At Predict Effect we are interested in exploring novel algorithmic solutions for audience acquisition and monetization. One of the fundemental problems we are trying to solve is to build a robust collective intelligence graph that captures all users activity (topics/interests/sentiment e.t.c). An approach we have applied with success is embedding internet activities from different sources in a latent representation space. Imagine you have a map where you can insert a pin for every document, website, user, internet activity, etc. such that two pins are closer in the map if they are related in some way. E.g., pins corresponding to Hillary Clinton and Ted Cruz will be close to each other since both of them are running for the next presidential election. Similarly, both of these pins will be close to pins corresponding to news articles covering election news.
Having created this map using our embedding algorithm, we can find similar documents, users, actions, etc. for a given tweet, facebook post, amazon review, user, etc. This allows us to place relevant ads, suggest new items to users, create personalized content and much more. For example, we use this embedding algorithm to generate facebook interests for targeting. These interests have contextual content which reach a new, relevant audience similar to the current users.

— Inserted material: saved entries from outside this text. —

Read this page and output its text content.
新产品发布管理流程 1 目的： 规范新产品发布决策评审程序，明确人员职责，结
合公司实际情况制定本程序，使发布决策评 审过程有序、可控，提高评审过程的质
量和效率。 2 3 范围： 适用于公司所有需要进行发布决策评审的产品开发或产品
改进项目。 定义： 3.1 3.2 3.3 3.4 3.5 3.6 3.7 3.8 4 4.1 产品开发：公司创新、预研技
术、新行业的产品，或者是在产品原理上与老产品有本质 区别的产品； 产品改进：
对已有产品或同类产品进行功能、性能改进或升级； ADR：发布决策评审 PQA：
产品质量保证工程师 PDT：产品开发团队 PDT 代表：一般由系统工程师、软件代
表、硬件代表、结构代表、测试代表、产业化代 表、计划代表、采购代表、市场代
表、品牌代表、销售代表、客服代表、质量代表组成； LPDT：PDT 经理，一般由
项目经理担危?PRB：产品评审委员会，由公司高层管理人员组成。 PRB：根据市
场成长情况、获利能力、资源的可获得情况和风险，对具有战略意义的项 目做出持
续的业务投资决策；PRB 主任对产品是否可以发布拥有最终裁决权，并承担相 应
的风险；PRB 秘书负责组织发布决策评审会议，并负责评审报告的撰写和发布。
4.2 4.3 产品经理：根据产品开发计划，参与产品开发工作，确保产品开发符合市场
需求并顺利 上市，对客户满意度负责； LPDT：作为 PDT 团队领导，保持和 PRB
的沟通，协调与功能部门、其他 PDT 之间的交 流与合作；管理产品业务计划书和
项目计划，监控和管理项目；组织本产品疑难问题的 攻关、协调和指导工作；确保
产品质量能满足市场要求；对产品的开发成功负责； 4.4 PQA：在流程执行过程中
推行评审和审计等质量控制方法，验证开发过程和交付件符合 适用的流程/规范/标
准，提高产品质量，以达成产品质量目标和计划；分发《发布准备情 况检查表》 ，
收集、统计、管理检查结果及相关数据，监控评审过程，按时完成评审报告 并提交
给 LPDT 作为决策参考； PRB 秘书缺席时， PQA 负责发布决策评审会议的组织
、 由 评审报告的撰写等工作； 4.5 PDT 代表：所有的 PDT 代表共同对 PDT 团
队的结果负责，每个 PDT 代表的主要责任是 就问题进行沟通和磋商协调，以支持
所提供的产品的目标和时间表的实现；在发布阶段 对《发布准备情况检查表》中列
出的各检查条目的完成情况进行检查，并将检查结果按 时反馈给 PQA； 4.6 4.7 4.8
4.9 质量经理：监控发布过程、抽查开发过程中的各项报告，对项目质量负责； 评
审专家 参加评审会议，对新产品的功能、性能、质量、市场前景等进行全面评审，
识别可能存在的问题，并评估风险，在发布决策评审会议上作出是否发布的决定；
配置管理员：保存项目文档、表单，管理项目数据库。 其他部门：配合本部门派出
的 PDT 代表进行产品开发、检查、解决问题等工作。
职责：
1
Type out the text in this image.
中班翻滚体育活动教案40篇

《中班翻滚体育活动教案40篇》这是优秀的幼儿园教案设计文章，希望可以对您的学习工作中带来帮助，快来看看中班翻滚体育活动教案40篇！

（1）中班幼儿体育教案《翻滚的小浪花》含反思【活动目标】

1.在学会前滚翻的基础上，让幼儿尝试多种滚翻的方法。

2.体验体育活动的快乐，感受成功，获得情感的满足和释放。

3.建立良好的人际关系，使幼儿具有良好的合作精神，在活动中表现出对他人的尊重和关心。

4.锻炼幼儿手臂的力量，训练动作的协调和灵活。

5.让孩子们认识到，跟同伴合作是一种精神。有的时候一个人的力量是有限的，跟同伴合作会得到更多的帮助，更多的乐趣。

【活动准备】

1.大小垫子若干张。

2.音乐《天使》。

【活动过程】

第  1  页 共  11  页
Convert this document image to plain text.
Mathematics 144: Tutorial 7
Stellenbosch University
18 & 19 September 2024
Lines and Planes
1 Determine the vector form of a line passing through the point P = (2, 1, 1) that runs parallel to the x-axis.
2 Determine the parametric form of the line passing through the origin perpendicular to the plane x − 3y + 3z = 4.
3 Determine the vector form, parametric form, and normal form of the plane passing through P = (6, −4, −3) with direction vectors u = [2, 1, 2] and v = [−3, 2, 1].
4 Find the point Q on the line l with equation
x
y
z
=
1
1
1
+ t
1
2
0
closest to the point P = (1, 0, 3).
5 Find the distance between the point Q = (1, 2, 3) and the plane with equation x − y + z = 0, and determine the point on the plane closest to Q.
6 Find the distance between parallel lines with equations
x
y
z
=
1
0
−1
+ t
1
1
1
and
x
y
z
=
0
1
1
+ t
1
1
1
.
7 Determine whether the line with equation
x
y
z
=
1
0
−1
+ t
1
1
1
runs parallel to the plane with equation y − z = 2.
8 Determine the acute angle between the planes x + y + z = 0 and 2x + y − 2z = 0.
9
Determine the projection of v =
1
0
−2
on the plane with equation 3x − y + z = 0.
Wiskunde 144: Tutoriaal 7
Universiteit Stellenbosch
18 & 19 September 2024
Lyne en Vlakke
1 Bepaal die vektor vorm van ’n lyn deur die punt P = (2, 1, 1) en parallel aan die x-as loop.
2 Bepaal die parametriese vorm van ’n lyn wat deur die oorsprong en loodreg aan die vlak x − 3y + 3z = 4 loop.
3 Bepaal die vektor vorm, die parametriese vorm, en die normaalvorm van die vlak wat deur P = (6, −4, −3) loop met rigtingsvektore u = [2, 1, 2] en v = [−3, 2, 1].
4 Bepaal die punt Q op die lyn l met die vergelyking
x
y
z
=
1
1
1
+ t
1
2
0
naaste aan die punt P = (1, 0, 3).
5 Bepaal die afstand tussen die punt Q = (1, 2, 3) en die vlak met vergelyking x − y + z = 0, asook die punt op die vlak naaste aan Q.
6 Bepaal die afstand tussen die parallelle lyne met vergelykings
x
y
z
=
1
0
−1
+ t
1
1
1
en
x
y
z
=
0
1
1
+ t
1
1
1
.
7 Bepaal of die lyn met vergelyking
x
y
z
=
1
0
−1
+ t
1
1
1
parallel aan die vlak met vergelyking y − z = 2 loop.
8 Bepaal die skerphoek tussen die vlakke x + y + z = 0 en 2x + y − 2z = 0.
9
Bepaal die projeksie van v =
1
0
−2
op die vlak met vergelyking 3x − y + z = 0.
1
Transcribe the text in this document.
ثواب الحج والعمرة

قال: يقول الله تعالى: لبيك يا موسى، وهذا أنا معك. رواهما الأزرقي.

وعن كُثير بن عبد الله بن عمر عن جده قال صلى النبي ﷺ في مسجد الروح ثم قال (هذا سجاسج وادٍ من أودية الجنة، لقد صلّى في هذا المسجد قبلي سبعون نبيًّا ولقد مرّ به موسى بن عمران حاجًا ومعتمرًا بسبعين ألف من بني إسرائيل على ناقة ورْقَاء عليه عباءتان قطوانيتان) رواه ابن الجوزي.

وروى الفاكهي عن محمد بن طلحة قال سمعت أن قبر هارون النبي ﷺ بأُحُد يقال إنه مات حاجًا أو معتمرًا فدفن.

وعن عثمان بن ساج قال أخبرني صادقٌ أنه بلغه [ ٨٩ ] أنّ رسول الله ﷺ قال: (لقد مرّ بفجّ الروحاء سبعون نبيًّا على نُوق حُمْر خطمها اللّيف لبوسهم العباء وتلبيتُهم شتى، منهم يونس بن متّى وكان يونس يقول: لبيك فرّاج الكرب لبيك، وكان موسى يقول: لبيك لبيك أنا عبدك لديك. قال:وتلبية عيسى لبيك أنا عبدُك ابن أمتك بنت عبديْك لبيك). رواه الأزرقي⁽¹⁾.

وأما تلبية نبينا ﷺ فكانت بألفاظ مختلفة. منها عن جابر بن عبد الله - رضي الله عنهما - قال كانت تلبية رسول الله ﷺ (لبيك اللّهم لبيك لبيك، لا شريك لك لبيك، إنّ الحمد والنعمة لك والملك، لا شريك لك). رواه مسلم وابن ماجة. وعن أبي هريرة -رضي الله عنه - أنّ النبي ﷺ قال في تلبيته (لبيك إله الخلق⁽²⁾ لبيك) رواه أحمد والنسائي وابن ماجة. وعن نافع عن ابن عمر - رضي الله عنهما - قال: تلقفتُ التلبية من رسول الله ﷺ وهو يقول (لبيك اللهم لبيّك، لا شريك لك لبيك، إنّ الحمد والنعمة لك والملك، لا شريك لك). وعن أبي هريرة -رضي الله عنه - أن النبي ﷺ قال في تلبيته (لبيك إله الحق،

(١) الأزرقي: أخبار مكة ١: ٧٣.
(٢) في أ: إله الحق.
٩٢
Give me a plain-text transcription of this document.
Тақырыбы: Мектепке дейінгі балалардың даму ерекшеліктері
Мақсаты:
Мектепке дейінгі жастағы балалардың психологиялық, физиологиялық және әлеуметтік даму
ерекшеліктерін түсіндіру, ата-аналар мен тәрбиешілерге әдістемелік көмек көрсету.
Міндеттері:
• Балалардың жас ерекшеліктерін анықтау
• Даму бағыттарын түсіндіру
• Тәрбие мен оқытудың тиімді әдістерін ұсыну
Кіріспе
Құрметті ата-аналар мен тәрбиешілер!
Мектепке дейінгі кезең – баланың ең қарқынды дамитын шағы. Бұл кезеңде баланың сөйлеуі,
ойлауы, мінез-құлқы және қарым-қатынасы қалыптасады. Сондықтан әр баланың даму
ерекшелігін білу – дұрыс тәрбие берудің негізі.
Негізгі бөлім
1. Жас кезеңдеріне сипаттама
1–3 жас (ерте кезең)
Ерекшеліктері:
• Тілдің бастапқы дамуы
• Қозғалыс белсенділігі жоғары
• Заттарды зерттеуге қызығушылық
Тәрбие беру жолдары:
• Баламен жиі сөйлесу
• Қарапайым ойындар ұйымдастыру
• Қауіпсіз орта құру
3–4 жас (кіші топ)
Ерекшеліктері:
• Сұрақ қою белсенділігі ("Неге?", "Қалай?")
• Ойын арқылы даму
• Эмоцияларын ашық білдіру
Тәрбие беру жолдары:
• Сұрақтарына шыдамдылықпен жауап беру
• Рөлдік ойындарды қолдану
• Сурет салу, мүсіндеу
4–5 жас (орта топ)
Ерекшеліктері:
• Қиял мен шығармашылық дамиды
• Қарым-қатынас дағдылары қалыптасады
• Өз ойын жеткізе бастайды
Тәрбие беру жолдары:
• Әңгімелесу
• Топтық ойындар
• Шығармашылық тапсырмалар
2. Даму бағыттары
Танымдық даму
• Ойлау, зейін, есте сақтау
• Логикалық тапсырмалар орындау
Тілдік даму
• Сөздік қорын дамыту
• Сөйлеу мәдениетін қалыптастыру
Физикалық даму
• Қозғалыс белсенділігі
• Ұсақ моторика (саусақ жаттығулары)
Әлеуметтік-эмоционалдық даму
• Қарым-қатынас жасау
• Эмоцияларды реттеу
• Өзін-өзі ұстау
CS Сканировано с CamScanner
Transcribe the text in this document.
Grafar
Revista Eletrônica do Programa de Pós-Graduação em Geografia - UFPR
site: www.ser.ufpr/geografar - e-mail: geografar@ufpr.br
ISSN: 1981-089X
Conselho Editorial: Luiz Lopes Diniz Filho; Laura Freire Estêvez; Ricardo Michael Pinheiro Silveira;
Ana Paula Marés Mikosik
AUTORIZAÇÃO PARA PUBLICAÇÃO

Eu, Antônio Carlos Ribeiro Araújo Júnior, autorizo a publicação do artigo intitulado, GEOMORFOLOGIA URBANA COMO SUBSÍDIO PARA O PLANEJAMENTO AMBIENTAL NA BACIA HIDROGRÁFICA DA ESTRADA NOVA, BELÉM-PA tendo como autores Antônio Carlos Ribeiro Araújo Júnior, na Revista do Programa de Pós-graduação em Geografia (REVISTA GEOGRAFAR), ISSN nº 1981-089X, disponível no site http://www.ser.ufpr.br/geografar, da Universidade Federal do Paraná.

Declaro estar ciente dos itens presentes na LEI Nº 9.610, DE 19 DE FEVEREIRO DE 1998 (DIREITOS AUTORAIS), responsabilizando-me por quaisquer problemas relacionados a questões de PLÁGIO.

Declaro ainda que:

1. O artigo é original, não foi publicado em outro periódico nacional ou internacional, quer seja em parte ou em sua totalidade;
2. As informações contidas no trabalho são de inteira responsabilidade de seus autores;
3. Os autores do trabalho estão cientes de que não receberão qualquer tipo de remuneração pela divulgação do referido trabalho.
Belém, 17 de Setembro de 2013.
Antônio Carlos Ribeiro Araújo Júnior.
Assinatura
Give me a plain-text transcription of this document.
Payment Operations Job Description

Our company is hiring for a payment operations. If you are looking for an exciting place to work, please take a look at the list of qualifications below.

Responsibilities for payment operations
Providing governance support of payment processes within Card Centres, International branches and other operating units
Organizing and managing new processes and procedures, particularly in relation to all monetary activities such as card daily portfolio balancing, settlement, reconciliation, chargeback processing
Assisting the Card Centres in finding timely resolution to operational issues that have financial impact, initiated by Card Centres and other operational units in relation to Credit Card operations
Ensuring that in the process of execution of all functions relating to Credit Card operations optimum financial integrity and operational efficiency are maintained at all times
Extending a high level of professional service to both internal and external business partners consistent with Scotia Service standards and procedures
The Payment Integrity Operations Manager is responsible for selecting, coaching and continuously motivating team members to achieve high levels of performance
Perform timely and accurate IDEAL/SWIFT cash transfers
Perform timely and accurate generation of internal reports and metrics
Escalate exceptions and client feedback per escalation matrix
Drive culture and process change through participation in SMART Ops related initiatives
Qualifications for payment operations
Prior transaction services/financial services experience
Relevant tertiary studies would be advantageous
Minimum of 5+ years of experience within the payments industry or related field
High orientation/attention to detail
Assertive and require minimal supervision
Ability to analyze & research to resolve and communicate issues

Naturally, to do all of this at scale requires processing a large volume of data. We have a smart and experienced team of engineers and scientists to do so. We handle around 300 - 400 million documents (and other internet phenomenon) every day. To handle this volume in a practical and timely manner, we tailor our machine learning algorithms.
Our team works in the area of topic modeling, semantics, compositional models, embedding and metric learning algorithms. The following are some problems in this area on which our team works:
Topic Modeling Representing documents in our map by topic is an effective representation choice. This means that two pins in our map for two news articles will be close if they are about the same topic. e.g., The Fed & Interest Rates.
Semantics We perform semantic parsing and interpretation of documents to understand the meaning of what a document is trying to say. E.g., a tweet “I can’t stand Bieber”, has the keyword “Bieber” but we don’t want to place an ad for Justin Bieber’s music on this tweet.
Compositional ModelsA general internet activity can be thought of as a composition of other sub activities. E.g., a twitter or facebook user can be thought of as a composition of the documents (posts, tweets) that the person authored, the users that he/she follows and comments he/she makes, etc. We use compositional models to embed any arbitrary internet activity.
Metrics Learning Metrics Learning We want to improve our future performance based on past results. We use feedback such as clicks, views and other actions to re-evaluate our metric.
We also plan to expand into sentiment and other user behaviour modeling algorithms to continue improving on performance.